The cardinals' worst fears seemed to be confirmed in June, when Vatican employee Msgr Nunzio Scarano was arrested by Italian investigators on charges that, along with a former secret service agent and a shady financial dealer, he had attempted to illegally "import" €20 million into Italy, using his IOR accounts.

Here we went again: we might as well have been back at the Banco Ambrosiano scandal, which involved Roberto Calvi and archbishop Paul Marcinkus and which was the understandable international media reaction.

This time, however, things were different. Whereas in the Ambrosiano case the Vatican had claimed diplomatic immunity for Marcinkus, Scarano was arrested and imprisoned by Italian investigators (he is currently on house arrest).

In the wake of the scandal, bank director Paolo Cipriani and his deputy, Massimo Tulli, opted to resign (or were forced to) "in the best interests of the bank and the Holy See".

Two months later the pope issued a motu proprio document that essentially strengthened the monitoring of all Vatican entities (IOR, "treasury ministry" APSA and others) habitually engaged in financial activities.

In early October the Vatican Bank for the first time published its annual report. It recorded that the bank had €6.3 billion in “customers’ assets” and had returned a net profit of €86.6 million in 2012.

What is more, anyone could go and read the report online at the IOR’s website (ior.va).


'Offshore' bank onshore
So, then, all is now sweetness and light at the Vatican Bank?

No way. For a start, senior anti-Mafia investigator Nicola Gratteri was not joking when he suggested recently that the Calabrian Mafia, the 'Ndrangheta, might like to "take out" Pope Francis. Having an "offshore" bank just around the corner and very much onshore has been very convenient for organised crime, Gratteri said.

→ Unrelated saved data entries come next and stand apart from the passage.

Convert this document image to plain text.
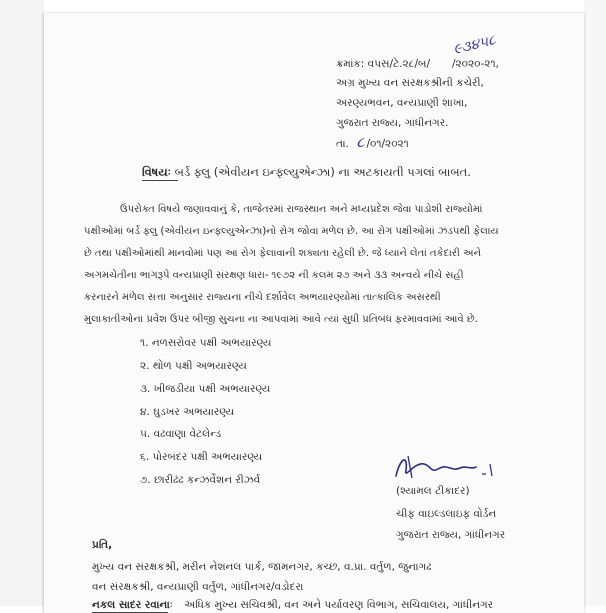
ક્રમાંક: વપસ/ટે.૨૮/બ/ /૨૦૨૦-૨૧,
૯૩૪૫૮
અગ્ર મુખ્ય વન સંરક્ષકશ્રીની કચેરી,
અરણ્યભવન, વન્યપ્રાણી શાખા,
ગુજરાત રાજ્ય, ગાંધીનગર.
તા. ૮ /૦૧/૨૦૨૧
વિષયઃ બર્ડ ફ્લુ (એવીયન ઇન્ફ્લ્યુએન્ઝા) ના અટકાયતી પગલાં બાબત.
ઉપરોક્ત વિષયે જણાવવાનું કે, તાજેતરમાં રાજસ્થાન અને મધ્યપ્રદેશ જેવા પાડોશી રાજ્યોમાં
પક્ષીઓમાં બર્ડ ફ્લુ (એવીયન ઇન્ફ્લ્યુએન્ઝા)નો રોગ જોવા મળેલ છે. આ રોગ પક્ષીઓમાં ઝડપથી ફેલાય
છે તથા પક્ષીઓમાંથી માનવોમાં પણ આ રોગ ફેલાવાની શક્યતા રહેલી છે. જે ધ્યાને લેતાં તકેદારી અને
અગમચેતીના ભાગરૂપે વન્યપ્રાણી સંરક્ષણ ધારા- ૧૯૭૨ ની કલમ ૨૭ અને ૩૩ અન્વયે નીચે સહી
કરનારને મળેલ સત્તા અનુસાર રાજ્યના નીચે દર્શાવેલ અભયારણ્યોમાં તાત્કાલિક અસરથી
મુલાકાતીઓના પ્રવેશ ઉપર બીજી સુચના ના આપવામાં આવે ત્યાં સુધી પ્રતિબંધ ફરમાવવામાં આવે છે.
૧. નળસરોવર પક્ષી અભયારણ્ય
૨. થોળ પક્ષી અભયારણ્ય
૩. ખીજડીયા પક્ષી અભયારણ્ય
૪. ઘુડખર અભયારણ્ય
૫. વઢવાણા વેટલેન્ડ
૬. પોરબંદર પક્ષી અભયારણ્ય
૭. છારીઢંઢ કન્ઝર્વેશન રીઝર્વ
(શ્યામલ ટીકાદર)
ચીફ વાઇલ્ડલાઇફ વોર્ડન
ગુજરાત રાજ્ય, ગાંધીનગર
પ્રતિ,
મુખ્ય વન સંરક્ષકશ્રી, મરીન નેશનલ પાર્ક, જામનગર, કચ્છ, વ.પ્રા. વર્તુળ, જુનાગઢ
વન સંરક્ષકશ્રી, વન્યપ્રાણી વર્તુળ, ગાંધીનગર/વડોદરા
નકલ સાદર રવાનાઃ અધિક મુખ્ય સચિવશ્રી, વન અને પર્યાવરણ વિભાગ, સચિવાલય, ગાંધીનગર
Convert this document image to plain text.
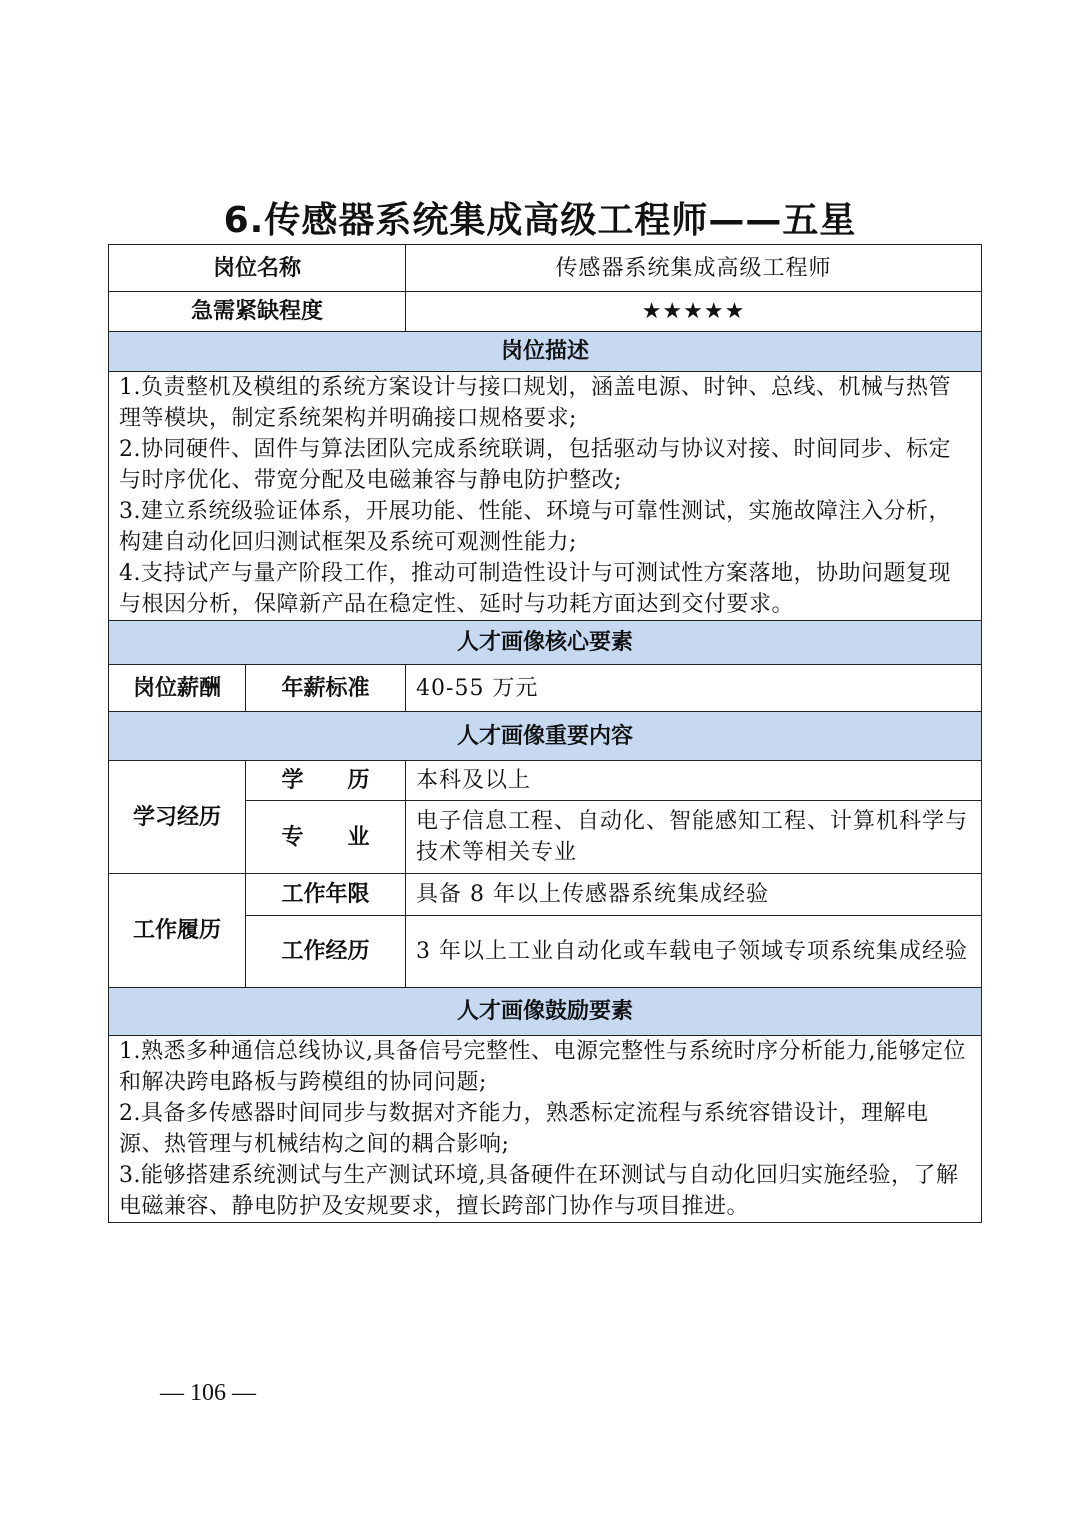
6.传感器系统集成高级工程师——五星
岗位名称		传感器系统集成高级工程师
急需紧缺程度		★★★★★
岗位描述		

1.负责整机及模组的系统方案设计与接口规划，涵盖电源、时钟、总线、机械与热管理等模块，制定系统架构并明确接口规格要求;

2.协同硬件、固件与算法团队完成系统联调，包括驱动与协议对接、时间同步、标定与时序优化、带宽分配及电磁兼容与静电防护整改;

3.建立系统级验证体系，开展功能、性能、环境与可靠性测试，实施故障注入分析，构建自动化回归测试框架及系统可观测性能力;

4.支持试产与量产阶段工作，推动可制造性设计与可测试性方案落地，协助问题复现与根因分析，保障新产品在稳定性、延时与功耗方面达到交付要求。		

人才画像核心要素		
岗位薪酬	年薪标准	40-55 万元
人才画像重要内容		
学习经历	学　　历	本科及以上
	专　　业	电子信息工程、自动化、智能感知工程、计算机科学与技术等相关专业
工作履历	工作年限	具备 8 年以上传感器系统集成经验
	工作经历	3 年以上工业自动化或车载电子领域专项系统集成经验
人才画像鼓励要素		

1.熟悉多种通信总线协议,具备信号完整性、电源完整性与系统时序分析能力,能够定位和解决跨电路板与跨模组的协同问题;

2.具备多传感器时间同步与数据对齐能力，熟悉标定流程与系统容错设计，理解电源、热管理与机械结构之间的耦合影响;

3.能够搭建系统测试与生产测试环境,具备硬件在环测试与自动化回归实施经验，了解电磁兼容、静电防护及安规要求，擅长跨部门协作与项目推进。		

— 106 —
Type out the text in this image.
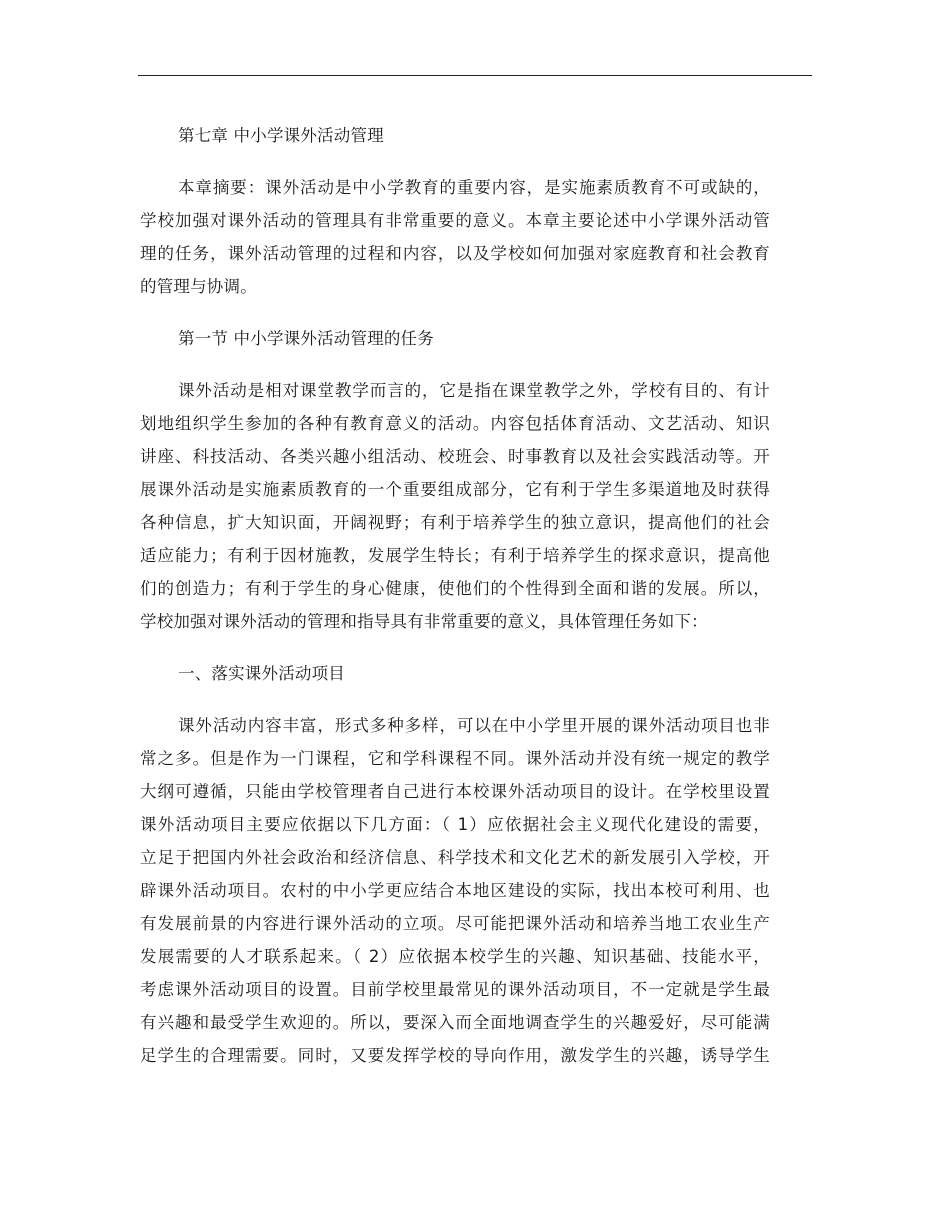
第七章 中小学课外活动管理
本章摘要：课外活动是中小学教育的重要内容，是实施素质教育不可或缺的，
学校加强对课外活动的管理具有非常重要的意义。本章主要论述中小学课外活动管
理的任务，课外活动管理的过程和内容，以及学校如何加强对家庭教育和社会教育
的管理与协调。
第一节 中小学课外活动管理的任务
课外活动是相对课堂教学而言的，它是指在课堂教学之外，学校有目的、有计
划地组织学生参加的各种有教育意义的活动。内容包括体育活动、文艺活动、知识
讲座、科技活动、各类兴趣小组活动、校班会、时事教育以及社会实践活动等。开
展课外活动是实施素质教育的一个重要组成部分，它有利于学生多渠道地及时获得
各种信息，扩大知识面，开阔视野；有利于培养学生的独立意识，提高他们的社会
适应能力；有利于因材施教，发展学生特长；有利于培养学生的探求意识，提高他
们的创造力；有利于学生的身心健康，使他们的个性得到全面和谐的发展。所以，
学校加强对课外活动的管理和指导具有非常重要的意义，具体管理任务如下：
一、落实课外活动项目
课外活动内容丰富，形式多种多样，可以在中小学里开展的课外活动项目也非
常之多。但是作为一门课程，它和学科课程不同。课外活动并没有统一规定的教学
大纲可遵循，只能由学校管理者自己进行本校课外活动项目的设计。在学校里设置
课外活动项目主要应依据以下几方面：（ 1）应依据社会主义现代化建设的需要，
立足于把国内外社会政治和经济信息、科学技术和文化艺术的新发展引入学校，开
辟课外活动项目。农村的中小学更应结合本地区建设的实际，找出本校可利用、也
有发展前景的内容进行课外活动的立项。尽可能把课外活动和培养当地工农业生产
发展需要的人才联系起来。（ 2）应依据本校学生的兴趣、知识基础、技能水平，
考虑课外活动项目的设置。目前学校里最常见的课外活动项目，不一定就是学生最
有兴趣和最受学生欢迎的。所以，要深入而全面地调查学生的兴趣爱好，尽可能满
足学生的合理需要。同时，又要发挥学校的导向作用，激发学生的兴趣，诱导学生
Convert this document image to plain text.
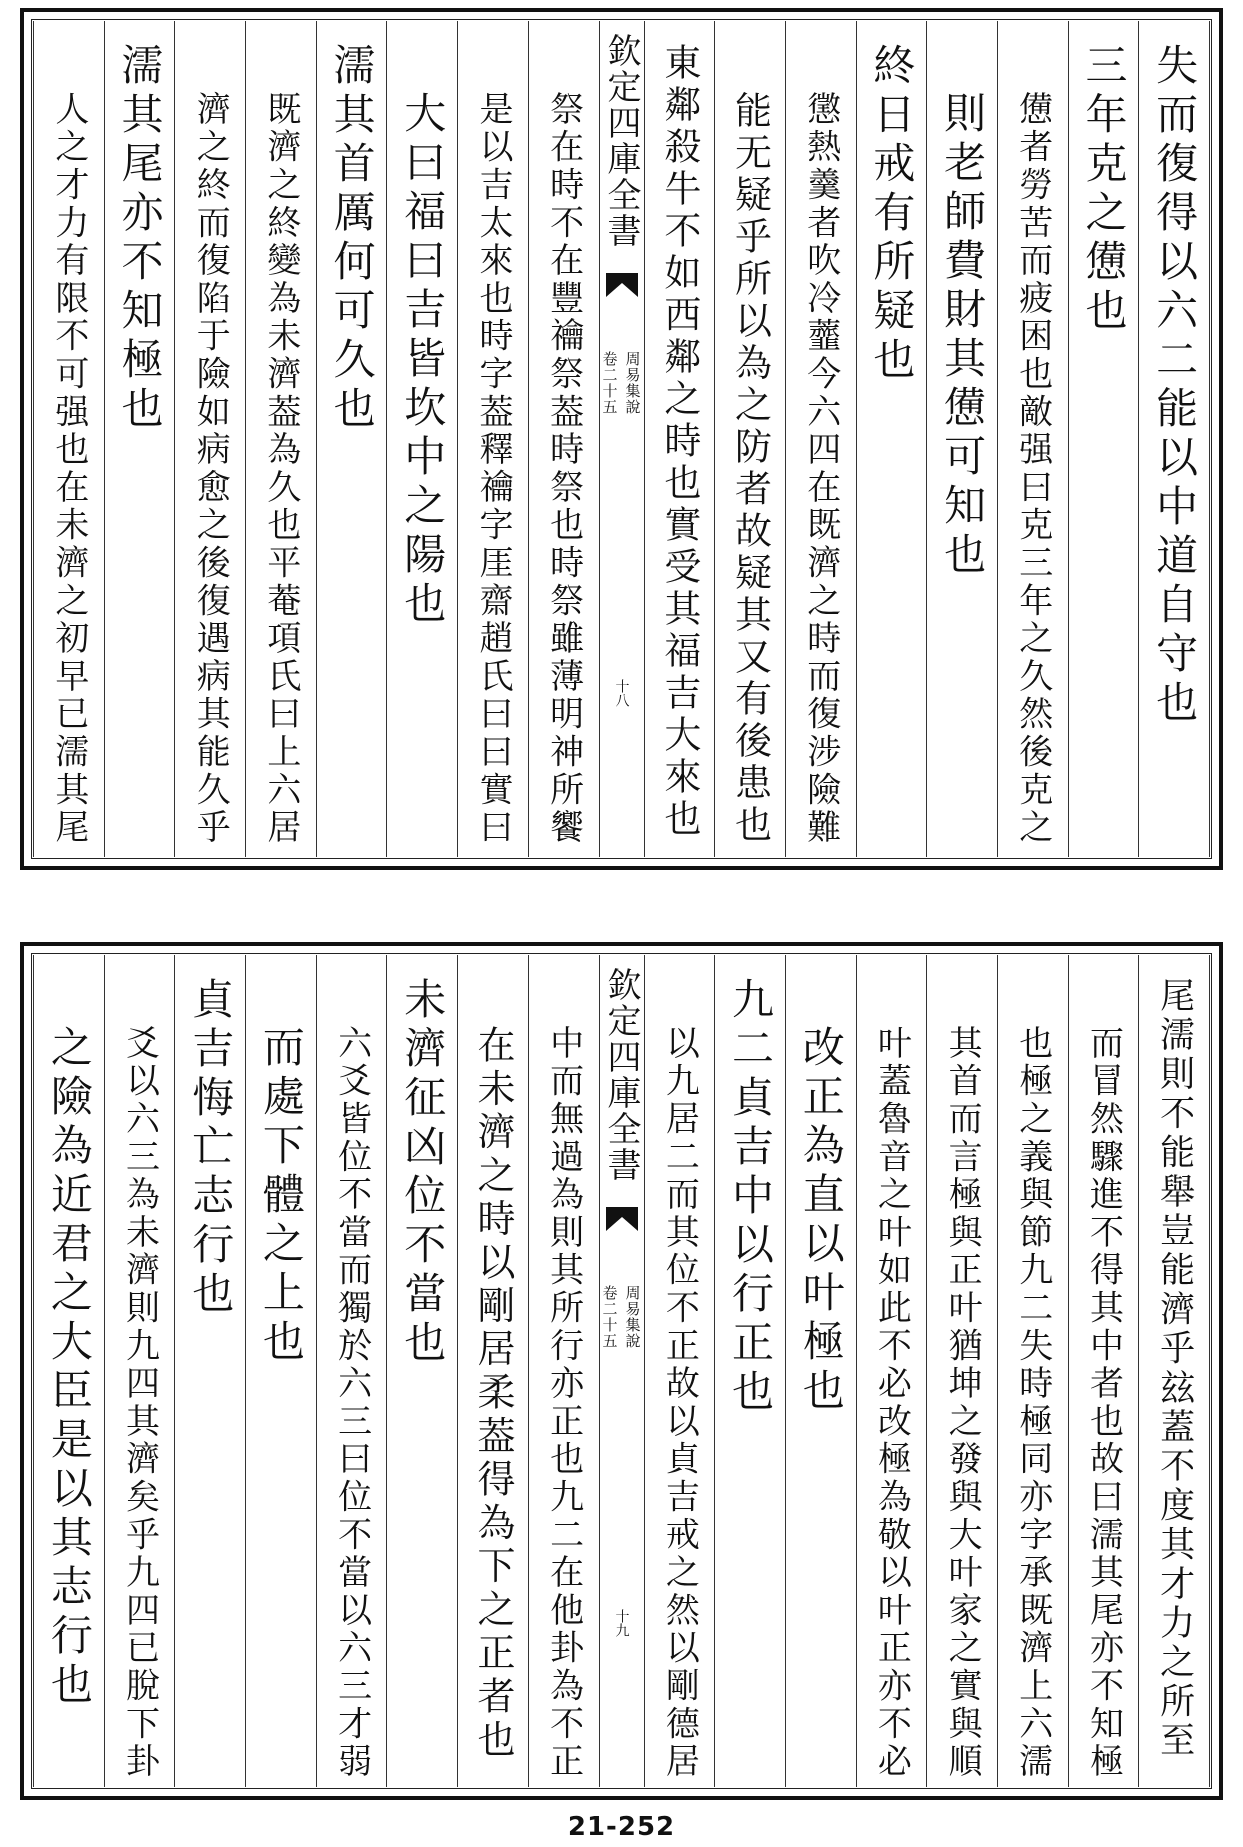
失而復得以六二能以中道自守也
三年克之憊也
憊者勞苦而疲困也敵强曰克三年之久然後克之
則老師費財其憊可知也
終日戒有所疑也
懲熱羹者吹冷虀今六四在既濟之時而復涉險難
能无疑乎所以為之防者故疑其又有後患也
東鄰殺牛不如西鄰之時也實受其福吉大來也
欽定四庫全書
周易集說
卷二十五
十八
祭在時不在豐禴祭葢時祭也時祭雖薄明神所饗
是以吉太來也時字葢釋禴字厓齋趙氏曰曰實曰
大曰福曰吉皆坎中之陽也
濡其首厲何可久也
既濟之終變為未濟葢為久也平菴項氏曰上六居
濟之終而復陷于險如病愈之後復遇病其能久乎
濡其尾亦不知極也
人之才力有限不可强也在未濟之初早已濡其尾
尾濡則不能舉豈能濟乎玆蓋不度其才力之所至
而冒然驟進不得其中者也故曰濡其尾亦不知極
也極之義與節九二失時極同亦字承既濟上六濡
其首而言極與正叶猶坤之發與大叶家之實與順
叶蓋魯音之叶如此不必改極為敬以叶正亦不必
改正為直以叶極也
九二貞吉中以行正也
以九居二而其位不正故以貞吉戒之然以剛德居
欽定四庫全書
周易集說
卷二十五
十九
中而無過為則其所行亦正也九二在他卦為不正
在未濟之時以剛居柔葢得為下之正者也
未濟征凶位不當也
六爻皆位不當而獨於六三曰位不當以六三才弱
而處下體之上也
貞吉悔亡志行也
爻以六三為未濟則九四其濟矣乎九四已脫下卦
之險為近君之大臣是以其志行也
21-252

What seems clear, however, is that a process of radical change is under way at the IOR, a process that should enable the bank get back to its original brief of “serving the global mission of the Catholic Church by safeguarding . . . the patrimony of the Holy See, religious orders and other organisations within the global family of the Catholic Church” as this year’s annual report said.

The fortress has been finally penetrated.